It was the musty, dark garage with two tiny windows. Sort of square-ish in shape.
No one needed a guru to tell what Aaliyah’s favorite place had been. To her, it had been the world. It had seemed that the whole earth with all its seven billion people fit into that tiny, often overlooked room. And now that she was gone, it felt so odd.
No one had ever understood why she liked the room. Daniel vividly remembered all the times he had met his daughter huddled up in the corner, staring out the oblong-ish windows. He had wanted to pull her out, wanted her to have friends other than his old tools. It had bothered him what the gloomy room was doing to his daughter’s psyche. And so now, it felt quite weird now that he was sitting here looking at those same old tools, wishing that she had been huddled in that corner like the past nine years.
But like it seemed, Aaliyah was never coming back to her favorite place.
To the far left was a box covered with tarp. Daniel frowned, not liking how he couldn’t recall ever putting it in there. It was greenish-blue in color, something Aaliyah would call Aqua. He walked over and pulled it off, unveiling something that struck him somewhere between marvelous and sad.

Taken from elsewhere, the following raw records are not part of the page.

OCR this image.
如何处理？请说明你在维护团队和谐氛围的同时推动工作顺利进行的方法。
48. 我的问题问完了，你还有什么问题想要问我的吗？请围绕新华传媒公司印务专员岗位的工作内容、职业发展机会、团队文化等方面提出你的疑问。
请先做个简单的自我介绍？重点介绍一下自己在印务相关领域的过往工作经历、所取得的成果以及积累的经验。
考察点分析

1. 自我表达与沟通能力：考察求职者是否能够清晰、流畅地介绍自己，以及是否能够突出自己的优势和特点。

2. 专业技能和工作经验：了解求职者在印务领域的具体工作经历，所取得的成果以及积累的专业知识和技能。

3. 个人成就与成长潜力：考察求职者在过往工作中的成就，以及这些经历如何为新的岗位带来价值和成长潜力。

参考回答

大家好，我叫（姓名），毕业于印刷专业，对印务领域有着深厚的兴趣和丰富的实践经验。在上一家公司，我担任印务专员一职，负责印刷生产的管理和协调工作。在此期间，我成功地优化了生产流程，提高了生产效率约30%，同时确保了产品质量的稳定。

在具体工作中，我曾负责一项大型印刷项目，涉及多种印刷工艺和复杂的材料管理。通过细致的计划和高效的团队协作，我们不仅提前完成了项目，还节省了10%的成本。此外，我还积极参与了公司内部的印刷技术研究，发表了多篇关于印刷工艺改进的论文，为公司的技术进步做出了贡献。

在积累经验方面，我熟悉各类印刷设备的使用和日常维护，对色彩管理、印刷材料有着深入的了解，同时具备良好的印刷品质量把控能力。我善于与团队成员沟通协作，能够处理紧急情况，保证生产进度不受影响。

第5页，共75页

It was full of her paintings. Those of the sky, the earth, and the rain. Colors that were familiar enough to send tears falling. Tears that hadn’t fallen even when his little girl had stopped breathing.
His chest felt hot, something wedging in there, as he remembered all the times he had thought this room unnecessary and his daughter as strange. But there was no going back, was there? It was sad. Regret, the dark green kind.
Daniel was sure he could have done better. Pitiful, perhaps. And even sadder was that that was all it could ever be.